My role at Telerx provides me the wonderful opportunity to spend time with our clients discussing best practices and service innovations. Our clients are hungry to learn what others are doing. Sure, they would like to know what competitors are up to, but the most interesting conversations lately have been around understanding what leaders in other industries are doing.
Telerx has clients in many industries including pharmaceutical, food, beverage, medical device, durable goods, bio tech, publishing, clinical services, and more. And my interactions with clients across these industries show there are many opportunities to learn from each other.
Multi-channel remains the hot topic when discussing how to better interact with consumers, patients, healthcare providers (HCPs), retailers, enterprise personal, distributors… But the adoption and maturity of leveraging each channel varies widely across industries.
Consumer Industries are Leading the Social Care Revolution
Consumer products companies quickly realized that the rapid growth of social media platforms like Twitter, YouTube, and Facebook offered them a challenge and an opportunity. Consumers were discussing their products on social media and beginning to expect customer service via this emerging channel. Many consumer products companies jumped head first into supporting social media as a channel and are now driving best practices, including:
- Close Partnership between Branding and Social Media Engagement Team: Leaders have moved past social media as simply being another promotional channel to engaging directly with consumers by responding to posts. Responses to posts have to have a “consistent brand voice.” A best practice I see is very close alignment between brand teams (internal and agency) and social media engagement teams (internal or partners like Telerx).
- Ability to Convert from Public Forum to 1 to 1 Conversation within Channel: There are some topics such as potential adverse events that need to be transitioned from a public social media forum to a private conversation. Asking someone to call an 800 number is the normal approach for many, but consumers want to be supported within the channel in which they started their dialogue. Leaders in this space have begun using direct messaging or click to chat approaches to continue with a 1 to 1 conversation online and/or on a mobile device.
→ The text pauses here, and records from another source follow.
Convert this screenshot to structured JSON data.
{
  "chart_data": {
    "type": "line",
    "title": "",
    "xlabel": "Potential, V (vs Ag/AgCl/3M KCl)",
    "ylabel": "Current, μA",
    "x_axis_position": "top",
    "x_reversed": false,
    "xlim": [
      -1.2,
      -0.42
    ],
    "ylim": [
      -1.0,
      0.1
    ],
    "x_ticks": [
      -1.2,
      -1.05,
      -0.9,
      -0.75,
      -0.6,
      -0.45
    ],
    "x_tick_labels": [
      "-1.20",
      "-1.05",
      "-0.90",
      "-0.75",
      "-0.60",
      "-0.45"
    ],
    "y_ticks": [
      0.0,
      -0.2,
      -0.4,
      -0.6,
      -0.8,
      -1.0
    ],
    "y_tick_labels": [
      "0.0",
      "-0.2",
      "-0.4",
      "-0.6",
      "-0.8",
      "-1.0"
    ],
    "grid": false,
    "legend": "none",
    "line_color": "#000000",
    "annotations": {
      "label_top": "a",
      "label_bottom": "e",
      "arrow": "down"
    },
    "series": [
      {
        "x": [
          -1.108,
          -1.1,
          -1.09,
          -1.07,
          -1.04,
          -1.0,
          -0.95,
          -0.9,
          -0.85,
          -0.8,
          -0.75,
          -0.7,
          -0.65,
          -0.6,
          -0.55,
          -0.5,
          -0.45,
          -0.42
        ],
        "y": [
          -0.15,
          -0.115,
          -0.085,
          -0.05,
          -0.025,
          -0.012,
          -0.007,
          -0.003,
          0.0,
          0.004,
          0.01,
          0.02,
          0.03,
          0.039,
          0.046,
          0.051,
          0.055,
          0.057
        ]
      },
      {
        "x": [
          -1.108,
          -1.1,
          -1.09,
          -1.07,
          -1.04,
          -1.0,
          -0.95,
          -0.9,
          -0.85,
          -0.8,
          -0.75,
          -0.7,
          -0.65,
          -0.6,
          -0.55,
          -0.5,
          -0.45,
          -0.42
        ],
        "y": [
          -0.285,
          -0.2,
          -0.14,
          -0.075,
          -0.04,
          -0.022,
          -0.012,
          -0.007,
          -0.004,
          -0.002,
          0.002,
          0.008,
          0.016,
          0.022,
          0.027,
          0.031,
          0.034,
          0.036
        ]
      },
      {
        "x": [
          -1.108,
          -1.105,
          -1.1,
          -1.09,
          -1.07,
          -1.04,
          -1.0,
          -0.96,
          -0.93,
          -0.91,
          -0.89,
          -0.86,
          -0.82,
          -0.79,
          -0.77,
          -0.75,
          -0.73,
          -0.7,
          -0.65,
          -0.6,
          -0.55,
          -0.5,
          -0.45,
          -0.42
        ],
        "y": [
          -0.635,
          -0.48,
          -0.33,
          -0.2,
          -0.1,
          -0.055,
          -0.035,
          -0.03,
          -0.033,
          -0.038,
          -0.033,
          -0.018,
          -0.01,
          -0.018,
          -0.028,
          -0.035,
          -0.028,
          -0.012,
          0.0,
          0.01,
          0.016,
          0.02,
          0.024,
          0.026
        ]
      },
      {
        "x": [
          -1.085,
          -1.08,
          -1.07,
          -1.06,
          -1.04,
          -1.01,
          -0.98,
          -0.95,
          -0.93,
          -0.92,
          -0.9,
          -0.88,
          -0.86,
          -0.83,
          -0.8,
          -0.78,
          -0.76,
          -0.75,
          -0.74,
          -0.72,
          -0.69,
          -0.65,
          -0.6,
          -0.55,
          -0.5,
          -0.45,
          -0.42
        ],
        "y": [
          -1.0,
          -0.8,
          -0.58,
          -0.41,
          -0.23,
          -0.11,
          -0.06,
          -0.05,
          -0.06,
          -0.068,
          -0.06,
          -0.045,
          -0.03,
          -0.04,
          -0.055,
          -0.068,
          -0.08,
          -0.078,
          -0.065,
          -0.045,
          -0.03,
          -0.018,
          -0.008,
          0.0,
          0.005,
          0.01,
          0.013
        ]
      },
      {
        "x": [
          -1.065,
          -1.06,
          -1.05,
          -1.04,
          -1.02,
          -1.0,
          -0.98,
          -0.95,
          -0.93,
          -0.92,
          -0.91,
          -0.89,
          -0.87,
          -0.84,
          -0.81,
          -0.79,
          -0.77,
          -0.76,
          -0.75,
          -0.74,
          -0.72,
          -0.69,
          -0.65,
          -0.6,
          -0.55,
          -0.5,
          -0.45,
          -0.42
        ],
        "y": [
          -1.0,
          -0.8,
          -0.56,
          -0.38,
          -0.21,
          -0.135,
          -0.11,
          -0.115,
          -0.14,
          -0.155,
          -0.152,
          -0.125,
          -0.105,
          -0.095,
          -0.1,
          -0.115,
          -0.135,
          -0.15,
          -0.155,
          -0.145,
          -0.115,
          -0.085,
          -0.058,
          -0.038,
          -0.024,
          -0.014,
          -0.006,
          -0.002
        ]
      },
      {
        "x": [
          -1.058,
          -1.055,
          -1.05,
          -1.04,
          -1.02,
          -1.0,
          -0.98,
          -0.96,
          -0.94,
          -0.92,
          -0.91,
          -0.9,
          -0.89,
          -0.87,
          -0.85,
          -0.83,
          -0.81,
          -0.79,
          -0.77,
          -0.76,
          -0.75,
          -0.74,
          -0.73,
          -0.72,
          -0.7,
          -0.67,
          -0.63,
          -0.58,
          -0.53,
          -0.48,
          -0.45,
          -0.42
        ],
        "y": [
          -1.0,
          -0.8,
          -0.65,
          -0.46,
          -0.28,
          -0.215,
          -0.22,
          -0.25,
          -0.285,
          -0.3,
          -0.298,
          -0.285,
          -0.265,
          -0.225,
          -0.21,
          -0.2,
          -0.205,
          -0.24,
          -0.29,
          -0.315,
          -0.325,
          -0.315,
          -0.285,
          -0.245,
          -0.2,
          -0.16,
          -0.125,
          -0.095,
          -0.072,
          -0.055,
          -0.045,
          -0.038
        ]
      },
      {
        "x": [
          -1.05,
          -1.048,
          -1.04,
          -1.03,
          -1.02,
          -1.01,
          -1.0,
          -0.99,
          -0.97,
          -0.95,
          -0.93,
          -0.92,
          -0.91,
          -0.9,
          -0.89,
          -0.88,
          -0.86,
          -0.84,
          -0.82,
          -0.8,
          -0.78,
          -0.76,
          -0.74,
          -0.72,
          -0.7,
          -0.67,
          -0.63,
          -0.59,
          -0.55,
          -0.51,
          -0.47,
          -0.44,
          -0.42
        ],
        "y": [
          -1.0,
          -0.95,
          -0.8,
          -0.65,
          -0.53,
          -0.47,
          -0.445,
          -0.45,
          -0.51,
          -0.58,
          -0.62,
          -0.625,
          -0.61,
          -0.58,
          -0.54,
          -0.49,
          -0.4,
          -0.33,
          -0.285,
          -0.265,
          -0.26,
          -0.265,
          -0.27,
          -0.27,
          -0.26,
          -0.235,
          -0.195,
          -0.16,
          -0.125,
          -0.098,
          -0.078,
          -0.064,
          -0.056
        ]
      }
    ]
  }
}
Most companies in the life sciences industry have been conservative in their adoption of social media as a channel. They should consider leveraging these best practices, and others gleaned by the consumer products industry, to engage with patients and HCPs via social media while maintaining compliance and banding standards.
Life Sciences Love Live Video
Life Sciences companies have long been utilizing video conferencing to foster communications between HCPs regarding treatment approaches and efficacy. Changes in the industry, including reductions in sales teams and barriers to scheduling office visits with HCPs, have led to further use of live video. Video detailing techniques are being used to reach HCPs off hours and in remote locations. Smaller sales forces are scaling using a combination of in-person and virtual meetings with HCP offices. And online medical device training/certification curriculum is being supplemented with live video sessions.
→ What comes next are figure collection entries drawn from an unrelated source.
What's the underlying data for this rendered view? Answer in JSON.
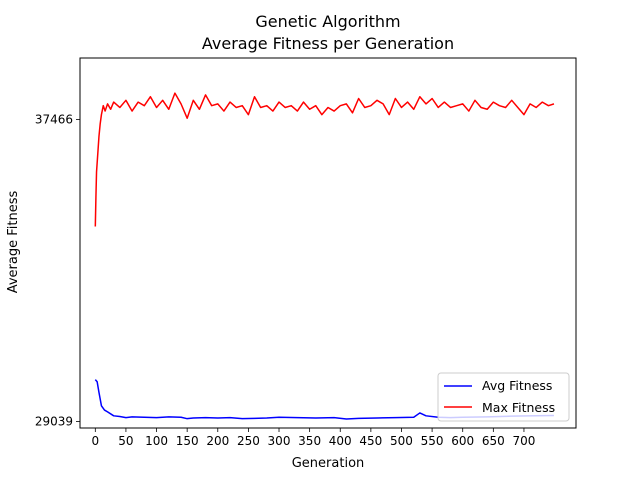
{
  "chart_data": {
    "type": "line",
    "title": "Genetic Algorithm",
    "subtitle": "Average Fitness per Generation",
    "xlabel": "Generation",
    "ylabel": "Average Fitness",
    "xlim": [
      -25,
      785
    ],
    "ylim": [
      28860,
      39180
    ],
    "x_ticks": [
      0,
      50,
      100,
      150,
      200,
      250,
      300,
      350,
      400,
      450,
      500,
      550,
      600,
      650,
      700
    ],
    "x_tick_labels": [
      "0",
      "50",
      "100",
      "150",
      "200",
      "250",
      "300",
      "350",
      "400",
      "450",
      "500",
      "550",
      "600",
      "650",
      "700"
    ],
    "y_ticks": [
      29039,
      37466
    ],
    "y_tick_labels": [
      "29039",
      "37466"
    ],
    "grid": false,
    "legend": "lower-right",
    "series": [
      {
        "name": "Avg Fitness",
        "color": "#0000ff",
        "x": [
          0,
          3,
          6,
          10,
          15,
          20,
          30,
          40,
          50,
          60,
          80,
          100,
          120,
          140,
          150,
          160,
          180,
          200,
          220,
          240,
          260,
          280,
          300,
          330,
          360,
          390,
          410,
          430,
          460,
          490,
          520,
          530,
          540,
          560,
          580,
          600,
          640,
          680,
          720,
          749
        ],
        "y": [
          30210,
          30150,
          29850,
          29480,
          29360,
          29310,
          29200,
          29180,
          29150,
          29170,
          29160,
          29150,
          29170,
          29160,
          29120,
          29140,
          29150,
          29140,
          29150,
          29120,
          29130,
          29140,
          29160,
          29150,
          29140,
          29150,
          29110,
          29130,
          29140,
          29150,
          29160,
          29280,
          29200,
          29160,
          29150,
          29160,
          29170,
          29190,
          29200,
          29210
        ]
      },
      {
        "name": "Max Fitness",
        "color": "#ff0000",
        "x": [
          0,
          1,
          2,
          4,
          6,
          8,
          10,
          13,
          16,
          20,
          25,
          30,
          40,
          50,
          60,
          70,
          80,
          90,
          100,
          110,
          120,
          130,
          140,
          150,
          160,
          170,
          180,
          190,
          200,
          210,
          220,
          230,
          240,
          250,
          260,
          270,
          280,
          290,
          300,
          310,
          320,
          330,
          340,
          350,
          360,
          370,
          380,
          390,
          400,
          410,
          420,
          430,
          440,
          450,
          460,
          470,
          480,
          490,
          500,
          510,
          520,
          530,
          540,
          550,
          560,
          570,
          580,
          590,
          600,
          610,
          620,
          630,
          640,
          650,
          660,
          670,
          680,
          690,
          700,
          710,
          720,
          730,
          740,
          749
        ],
        "y": [
          34480,
          35300,
          36000,
          36500,
          37000,
          37350,
          37600,
          37850,
          37700,
          37900,
          37750,
          37950,
          37800,
          38000,
          37700,
          37950,
          37850,
          38100,
          37800,
          38000,
          37750,
          38200,
          37900,
          37500,
          38000,
          37750,
          38150,
          37850,
          37900,
          37700,
          37950,
          37800,
          37850,
          37600,
          38100,
          37800,
          37850,
          37700,
          37950,
          37800,
          37850,
          37700,
          37950,
          37750,
          37850,
          37600,
          37800,
          37700,
          37850,
          37900,
          37650,
          38050,
          37800,
          37850,
          38000,
          37900,
          37600,
          38050,
          37800,
          37950,
          37750,
          38100,
          37900,
          38050,
          37800,
          37950,
          37800,
          37850,
          37900,
          37700,
          38000,
          37800,
          37750,
          37950,
          37850,
          37800,
          38000,
          37800,
          37600,
          37900,
          37800,
          37950,
          37850,
          37900
        ]
      }
    ]
  }
}
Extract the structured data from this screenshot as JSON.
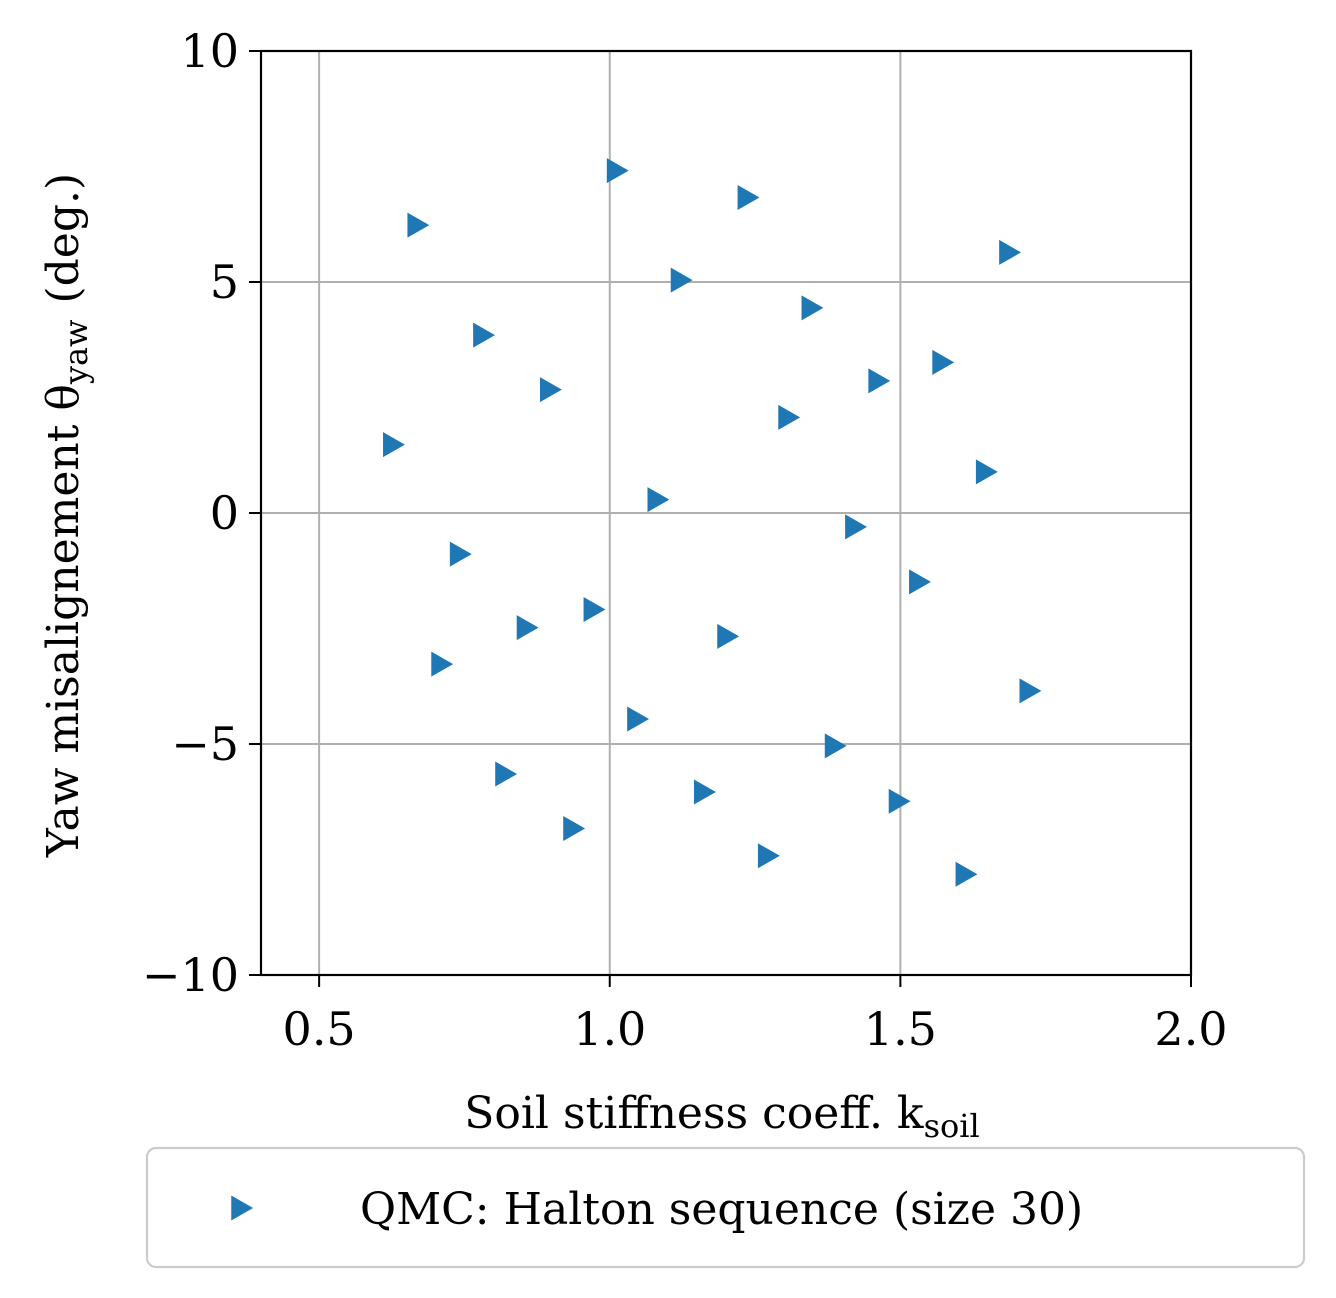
{
  "chart_data": {
    "type": "scatter",
    "xlabel": "Soil stiffness coeff. k",
    "xlabel_sub": "soil",
    "ylabel": "Yaw misalignement θ",
    "ylabel_sub": "yaw",
    "ylabel_unit": "(deg.)",
    "xlim": [
      0.4,
      2.0
    ],
    "ylim": [
      -10,
      10
    ],
    "xticks": [
      0.5,
      1.0,
      1.5,
      2.0
    ],
    "xtick_labels": [
      "0.5",
      "1.0",
      "1.5",
      "2.0"
    ],
    "yticks": [
      10,
      5,
      0,
      -5,
      -10
    ],
    "ytick_labels": [
      "10",
      "5",
      "0",
      "−5",
      "−10"
    ],
    "grid": true,
    "legend_position": "below",
    "series": [
      {
        "name": "QMC: Halton sequence (size 30)",
        "color": "#1f77b4",
        "marker": "triangle-right",
        "points": [
          [
            0.625,
            1.48
          ],
          [
            0.667,
            6.23
          ],
          [
            0.708,
            -3.27
          ],
          [
            0.74,
            -0.89
          ],
          [
            0.78,
            3.85
          ],
          [
            0.818,
            -5.65
          ],
          [
            0.855,
            -2.48
          ],
          [
            0.895,
            2.67
          ],
          [
            0.935,
            -6.83
          ],
          [
            0.97,
            -2.09
          ],
          [
            1.01,
            7.41
          ],
          [
            1.045,
            -4.46
          ],
          [
            1.08,
            0.29
          ],
          [
            1.12,
            5.04
          ],
          [
            1.16,
            -6.04
          ],
          [
            1.2,
            -2.67
          ],
          [
            1.235,
            6.83
          ],
          [
            1.27,
            -7.42
          ],
          [
            1.305,
            2.07
          ],
          [
            1.345,
            4.44
          ],
          [
            1.385,
            -5.04
          ],
          [
            1.42,
            -0.3
          ],
          [
            1.46,
            2.86
          ],
          [
            1.495,
            -6.24
          ],
          [
            1.53,
            -1.49
          ],
          [
            1.57,
            3.26
          ],
          [
            1.61,
            -7.82
          ],
          [
            1.645,
            0.89
          ],
          [
            1.685,
            5.64
          ],
          [
            1.72,
            -3.85
          ]
        ]
      }
    ]
  }
}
The application of live video technology in consumer industries has been limited. Amazon, in the retail space, launched Mayday on its Kindle Fire, but very few brands or retailers leverage live video to improve interactions with consumers. Live video can enhance the buying experience during an eCommerce transaction. It can also enhance interactions with retailers and distributors during product training or issues resolution. Live video offers many opportunities to significantly improve interactions in the consumer industries.
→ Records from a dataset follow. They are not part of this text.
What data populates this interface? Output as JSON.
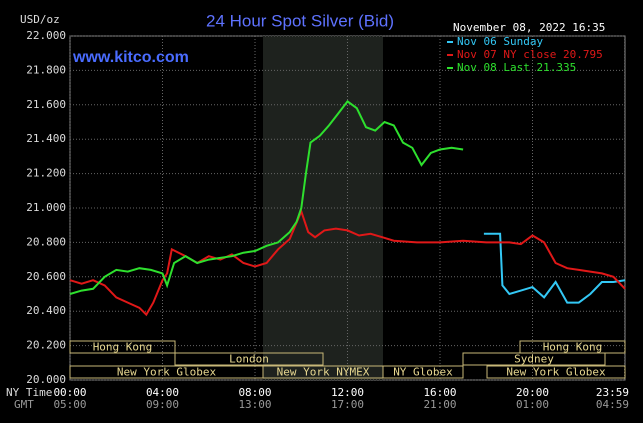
{
  "chart_data": {
    "type": "line",
    "title": "24 Hour Spot Silver (Bid)",
    "timestamp": "November 08, 2022 16:35",
    "watermark": "www.kitco.com",
    "y_unit": "USD/oz",
    "x_row_labels": [
      "NY Time",
      "GMT"
    ],
    "xlim": [
      0,
      24
    ],
    "xticks": [
      {
        "value": 0,
        "label": "00:00"
      },
      {
        "value": 4,
        "label": "04:00"
      },
      {
        "value": 8,
        "label": "08:00"
      },
      {
        "value": 12,
        "label": "12:00"
      },
      {
        "value": 16,
        "label": "16:00"
      },
      {
        "value": 20,
        "label": "20:00"
      },
      {
        "value": 23.983,
        "label": "23:59"
      }
    ],
    "gmt_labels": [
      "05:00",
      "09:00",
      "13:00",
      "17:00",
      "21:00",
      "01:00",
      "04:59"
    ],
    "ylim": [
      20,
      22
    ],
    "yticks": [
      {
        "value": 20,
        "label": "20.000"
      },
      {
        "value": 20.2,
        "label": "20.200"
      },
      {
        "value": 20.4,
        "label": "20.400"
      },
      {
        "value": 20.6,
        "label": "20.600"
      },
      {
        "value": 20.8,
        "label": "20.800"
      },
      {
        "value": 21,
        "label": "21.000"
      },
      {
        "value": 21.2,
        "label": "21.200"
      },
      {
        "value": 21.4,
        "label": "21.400"
      },
      {
        "value": 21.6,
        "label": "21.600"
      },
      {
        "value": 21.8,
        "label": "21.800"
      },
      {
        "value": 22,
        "label": "22.000"
      }
    ],
    "grid": true,
    "sessions": [
      "Hong Kong",
      "London",
      "New York Globex",
      "New York NYMEX",
      "NY Globex",
      "Sydney",
      "Hong Kong",
      "New York Globex"
    ],
    "series": [
      {
        "name": "Nov 06 Sunday",
        "color": "#33c8f5",
        "x": [
          17.9,
          18.6,
          18.7,
          19,
          19.5,
          20,
          20.5,
          21,
          21.5,
          22,
          22.5,
          23,
          23.5,
          24
        ],
        "values": [
          20.85,
          20.85,
          20.55,
          20.5,
          20.52,
          20.54,
          20.48,
          20.57,
          20.45,
          20.45,
          20.5,
          20.57,
          20.57,
          20.58
        ]
      },
      {
        "name": "Nov 07 NY close 20.795",
        "color": "#e01818",
        "x": [
          0,
          0.5,
          1,
          1.5,
          2,
          2.5,
          3,
          3.3,
          3.6,
          4,
          4.2,
          4.4,
          5,
          5.5,
          6,
          6.5,
          7,
          7.5,
          8,
          8.5,
          9,
          9.5,
          10,
          10.3,
          10.6,
          11,
          11.5,
          12,
          12.5,
          13,
          13.5,
          14,
          15,
          16,
          17,
          18,
          19,
          19.5,
          20,
          20.5,
          21,
          21.5,
          22,
          22.5,
          23,
          23.5,
          24
        ],
        "values": [
          20.58,
          20.56,
          20.58,
          20.55,
          20.48,
          20.45,
          20.42,
          20.38,
          20.45,
          20.58,
          20.62,
          20.76,
          20.72,
          20.68,
          20.72,
          20.7,
          20.73,
          20.68,
          20.66,
          20.68,
          20.76,
          20.82,
          20.98,
          20.86,
          20.83,
          20.87,
          20.88,
          20.87,
          20.84,
          20.85,
          20.83,
          20.81,
          20.8,
          20.8,
          20.81,
          20.8,
          20.8,
          20.79,
          20.84,
          20.8,
          20.68,
          20.65,
          20.64,
          20.63,
          20.62,
          20.6,
          20.53
        ]
      },
      {
        "name": "Nov 08 Last 21.335",
        "color": "#2ee02e",
        "x": [
          0,
          0.5,
          1,
          1.5,
          2,
          2.5,
          3,
          3.5,
          4,
          4.2,
          4.5,
          5,
          5.5,
          6,
          6.5,
          7,
          7.5,
          8,
          8.5,
          9,
          9.5,
          9.8,
          10,
          10.2,
          10.4,
          10.8,
          11.2,
          11.6,
          12,
          12.4,
          12.8,
          13.2,
          13.6,
          14,
          14.4,
          14.8,
          15.2,
          15.6,
          16,
          16.5,
          17
        ],
        "values": [
          20.5,
          20.52,
          20.53,
          20.6,
          20.64,
          20.63,
          20.65,
          20.64,
          20.62,
          20.55,
          20.68,
          20.72,
          20.68,
          20.7,
          20.71,
          20.72,
          20.74,
          20.75,
          20.78,
          20.8,
          20.86,
          20.92,
          21.0,
          21.2,
          21.38,
          21.42,
          21.48,
          21.55,
          21.62,
          21.58,
          21.47,
          21.45,
          21.5,
          21.48,
          21.38,
          21.35,
          21.25,
          21.32,
          21.34,
          21.35,
          21.34
        ]
      }
    ]
  }
}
Walking the Self-Service Line
Technical service providers continue to improve the self-service offerings they provide users. A more tech savvy workforce is looking for options to get support quickly, 24×7. Millennials, who are coveted by many consumer companies, and are an emerging market segment for many life science companies, want the same thing. Most millennials would prefer to get a quick answer without having to interact with anyone directly.
Self-service is more than just a more content-rich FAQ database or an online product locator. A robust social community that is moderated enables communal sharing and consumption of content. Dynamic IVR speech menus can enable easy access to information. And innovative use of short, multi-media videos allows users to quickly navigate to relevant information.
As consumer industries look to improve consumer intimacy and life sciences companies are looking to get closer to patients, it might sound counter intuitive to focus on self-service initiatives. But we need to always consider the audience and in this case, it’s what millennials want.
Are you learning from other industries???